Но другое незнание вызывало только раздражение. В Четвёртом Патриархате восемь десятков человек, так что вполне естественно не иметь представлений о том, кто именно доберётся до Петерберга. Более того, естественно и не возлагать на авантюру Гныщевича однозначных надежд. Эти переменные были для хэра Ройша затруднениями, но не бедой.

Бедой оказалось состояние бумаг покойного хэра Ройша-старшего.
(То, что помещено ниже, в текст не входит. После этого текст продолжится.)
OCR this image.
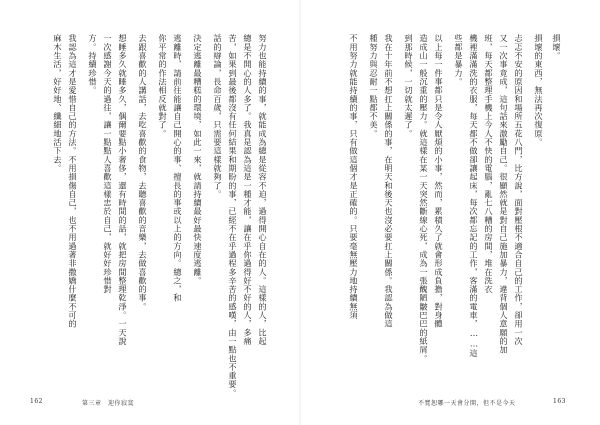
努力也能持續的事，就能成為總是從容不迫，過得開心自在的人。這樣的人，比起
總是不開心的人多了。我真是認為這是一種才能，讓在乎你過得好不好的人，多痛
苦，如果到最後都沒有任何結果和期盼的事，已經不在乎過程多辛苦的感嘆，由一點也不重要。
話的辯論，長命百歲，只需要這樣就夠了。
決定逃離最糟糕的環境，如此一來，就請持續最好最快速度逃離。
逃離時，請前往能讓自己開心的事、擅長的事或以上的方向。總之，和
你平常的作法相反就對了。
去跟喜歡的人講話，去吃喜歡的食物，去聽喜歡的音樂，去做喜歡的事。
想睡多久就睡多久，偶爾要點小奢侈，還有時間的話，就把房間整理乾淨。一天說
一次感謝今天的過往，讓一點點人喜歡這樣忠於自己，就好好珍惜對
方。持續珍惜。
我認為這才是愛惜自己的方法。不用損傷自己，也不用過著非撒嬌什麼不可的
麻木生活，好好地、纖細地活下去。
162	第三章　迎你寂寞
損壞。
損壞的東西，無法再次復原。
忐忑不安的原因和場所五花八門，比方說，面對壓根不適合自己的工作，卻用一次
又一次事竟成，這句話來激勵自己。很顯然就是對自己施加暴力，違背個人意願的加
班，每天都整理手機上今人不快的電腦，亂七八糟的房間，堆在洗衣
機裡滿滿洗的衣服，每天都不做卻讓起床，每次都忘記的工作，客滿的電車，……這
些都是暴力。
以上每一件事都只是令人厭煩的小事，然而，累積久了就會形成負擔，對身體
造成山一般沉重的壓力。就這樣在某一天突然斷線心死，成為一張醜陋皺巴巴的紙屑。
到那時候，一切就太遲了。
我在十年前不想扛上關係的事，在明天和後天也沒必要扛上關係。我認為做這
種努力與忍耐一點都不美。
不用努力就能持續的事，只有做這個才是正確的。只要毫無壓力地持續無須
不寬恕哪一天會分開，但不是今天	163
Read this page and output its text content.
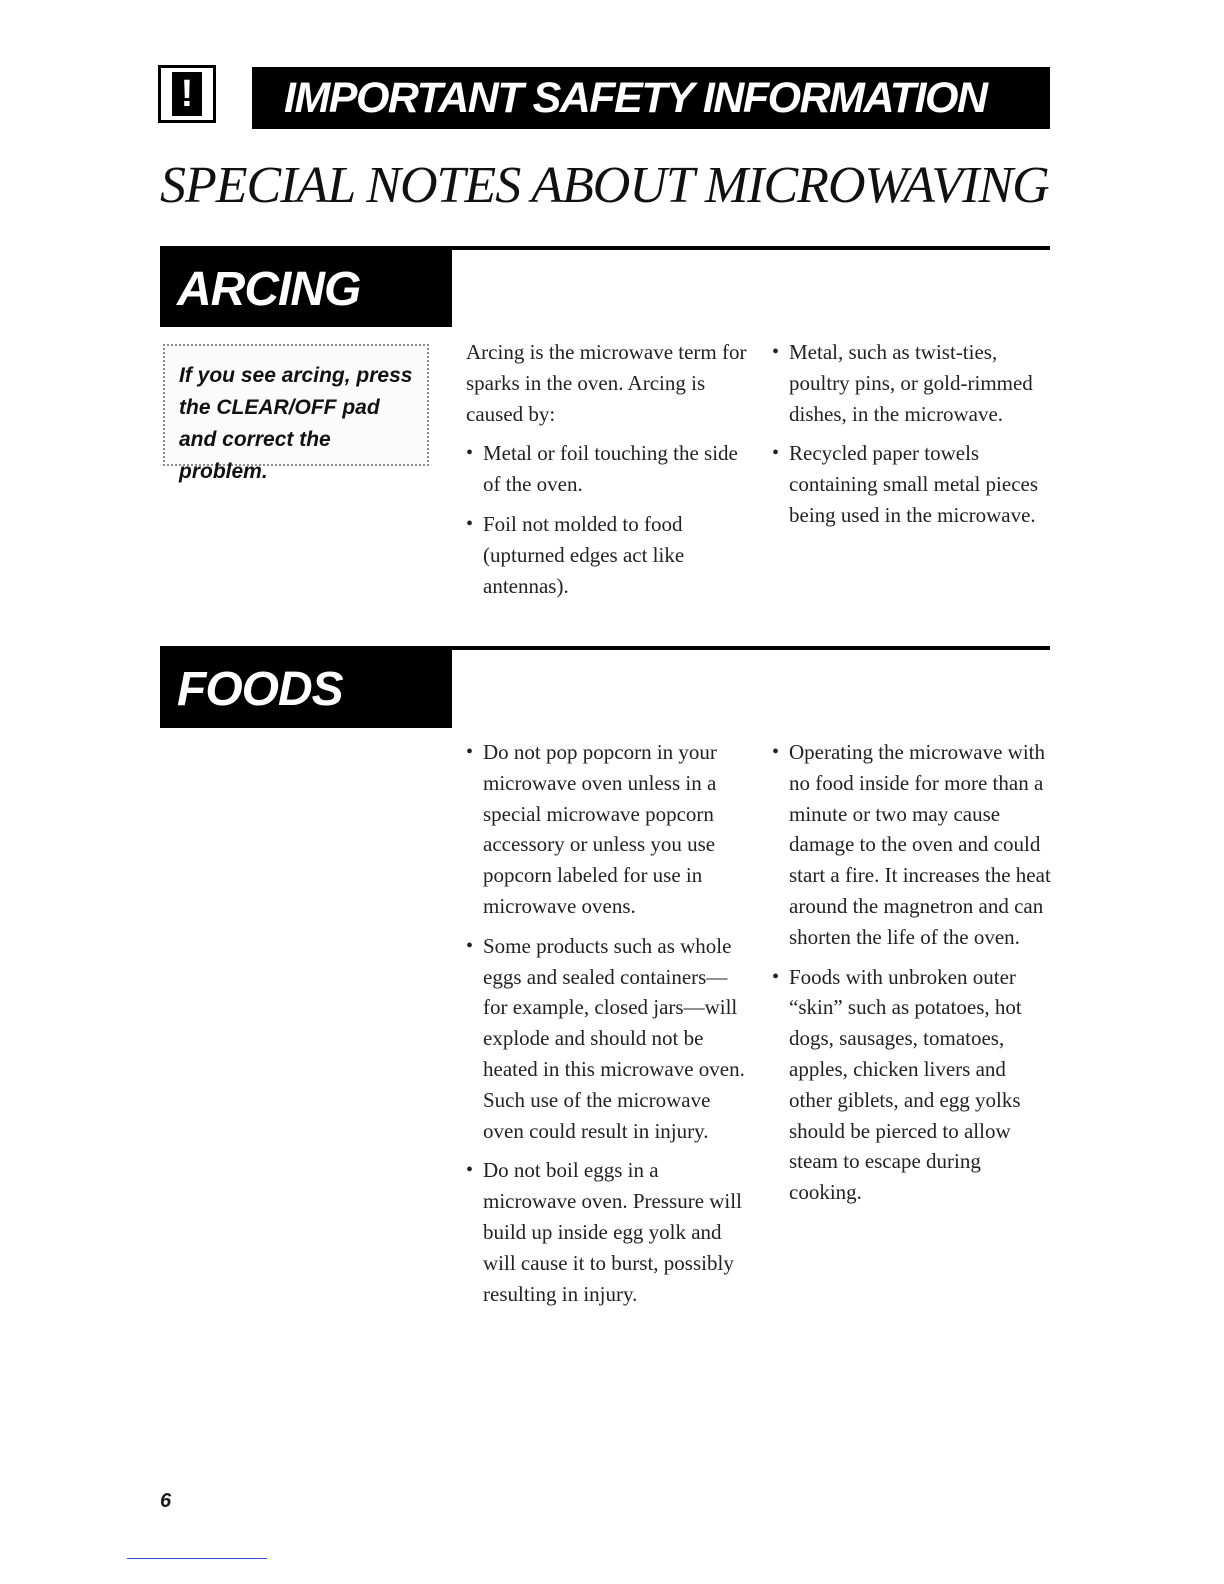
!	IMPORTANT SAFETY INFORMATION
SPECIAL NOTES ABOUT MICROWAVING
ARCING
If you see arcing, press the CLEAR/OFF pad and correct the problem.

Arcing is the microwave term for sparks in the oven. Arcing is caused by:

• Metal or foil touching the side of the oven.
• Foil not molded to food (upturned edges act like antennas).
• Metal, such as twist-ties, poultry pins, or gold-rimmed dishes, in the microwave.
• Recycled paper towels containing small metal pieces being used in the microwave.
FOODS
• Do not pop popcorn in your microwave oven unless in a special microwave popcorn accessory or unless you use popcorn labeled for use in microwave ovens.
• Some products such as whole eggs and sealed containers—for example, closed jars—will explode and should not be heated in this microwave oven. Such use of the microwave oven could result in injury.
• Do not boil eggs in a microwave oven. Pressure will build up inside egg yolk and will cause it to burst, possibly resulting in injury.
• Operating the microwave with no food inside for more than a minute or two may cause damage to the oven and could start a fire. It increases the heat around the magnetron and can shorten the life of the oven.
• Foods with unbroken outer “skin” such as potatoes, hot dogs, sausages, tomatoes, apples, chicken livers and other giblets, and egg yolks should be pierced to allow steam to escape during cooking.
6
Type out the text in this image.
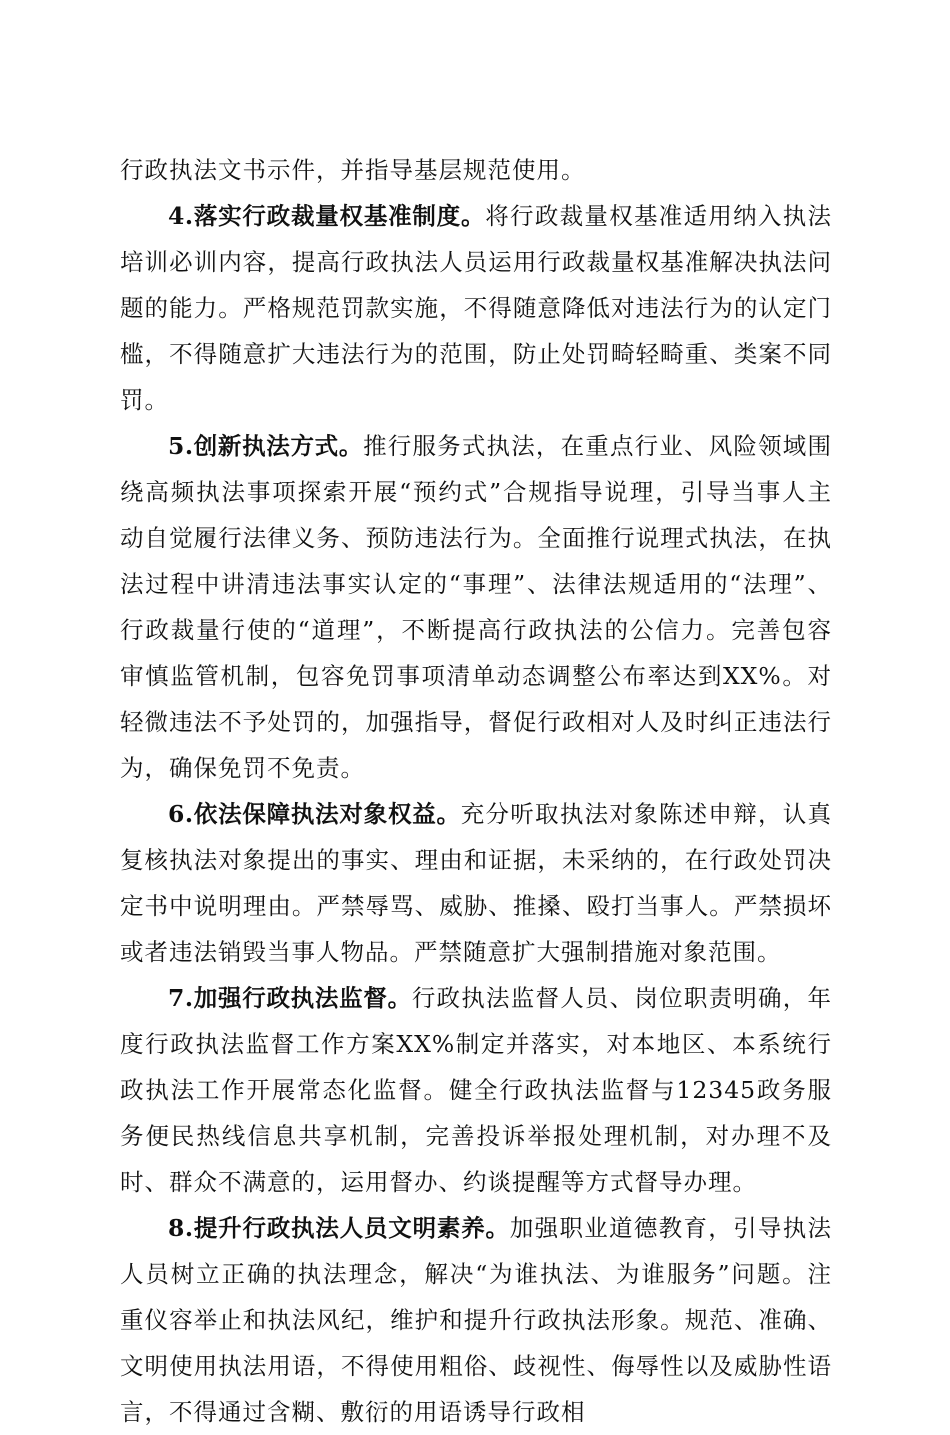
行政执法文书示件，并指导基层规范使用。

4.落实行政裁量权基准制度。将行政裁量权基准适用纳入执法培训必训内容，提高行政执法人员运用行政裁量权基准解决执法问题的能力。严格规范罚款实施，不得随意降低对违法行为的认定门槛，不得随意扩大违法行为的范围，防止处罚畸轻畸重、类案不同罚。

5.创新执法方式。推行服务式执法，在重点行业、风险领域围绕高频执法事项探索开展“预约式”合规指导说理，引导当事人主动自觉履行法律义务、预防违法行为。全面推行说理式执法，在执法过程中讲清违法事实认定的“事理”、法律法规适用的“法理”、行政裁量行使的“道理”，不断提高行政执法的公信力。完善包容审慎监管机制，包容免罚事项清单动态调整公布率达到XX%。对轻微违法不予处罚的，加强指导，督促行政相对人及时纠正违法行为，确保免罚不免责。

6.依法保障执法对象权益。充分听取执法对象陈述申辩，认真复核执法对象提出的事实、理由和证据，未采纳的，在行政处罚决定书中说明理由。严禁辱骂、威胁、推搡、殴打当事人。严禁损坏或者违法销毁当事人物品。严禁随意扩大强制措施对象范围。

7.加强行政执法监督。行政执法监督人员、岗位职责明确，年度行政执法监督工作方案XX%制定并落实，对本地区、本系统行政执法工作开展常态化监督。健全行政执法监督与12345政务服务便民热线信息共享机制，完善投诉举报处理机制，对办理不及时、群众不满意的，运用督办、约谈提醒等方式督导办理。

8.提升行政执法人员文明素养。加强职业道德教育，引导执法人员树立正确的执法理念，解决“为谁执法、为谁服务”问题。注重仪容举止和执法风纪，维护和提升行政执法形象。规范、准确、文明使用执法用语，不得使用粗俗、歧视性、侮辱性以及威胁性语言，不得通过含糊、敷衍的用语诱导行政相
Всю свою переписку он, разумеется, сохранял, равно как и копии большинства документов, с которыми ему доводилось иметь дело. Неудивительно, что в кабинет эти бумаги вместиться не могли, занимая нечто наподобие библиотеки. Но вот навести в ней порядок отец — хэр Ройш-старший — не удосужился, хотя вполне располагал на то ресурсами. Да, письма отдельных членов Четвёртого Патриархата лежали в соответствующих ящичках, но основной интерес всегда представляют не слова человека, а слова о человеке. Из посланий Бориса Жудьевича Жуцкого не удалось бы узнать, почему три года назад его супруга перебралась обратно в Фыйжевск: такие сплетни необходимо восстанавливать по контексту, а составить контекст без должной разметки практически невозможно. Хэр Ройш сталкивался с этим и ранее, но в петербержских делах проблема стояла менее остро.

Любому архиву требуется дотошная и тщательная разметка; иное — просто оскорбление его содержанию. Больно было представлять, сколько полезных сведений хэр Ройш так и не смог извлечь, слепо тыкаясь от одного письма к другому.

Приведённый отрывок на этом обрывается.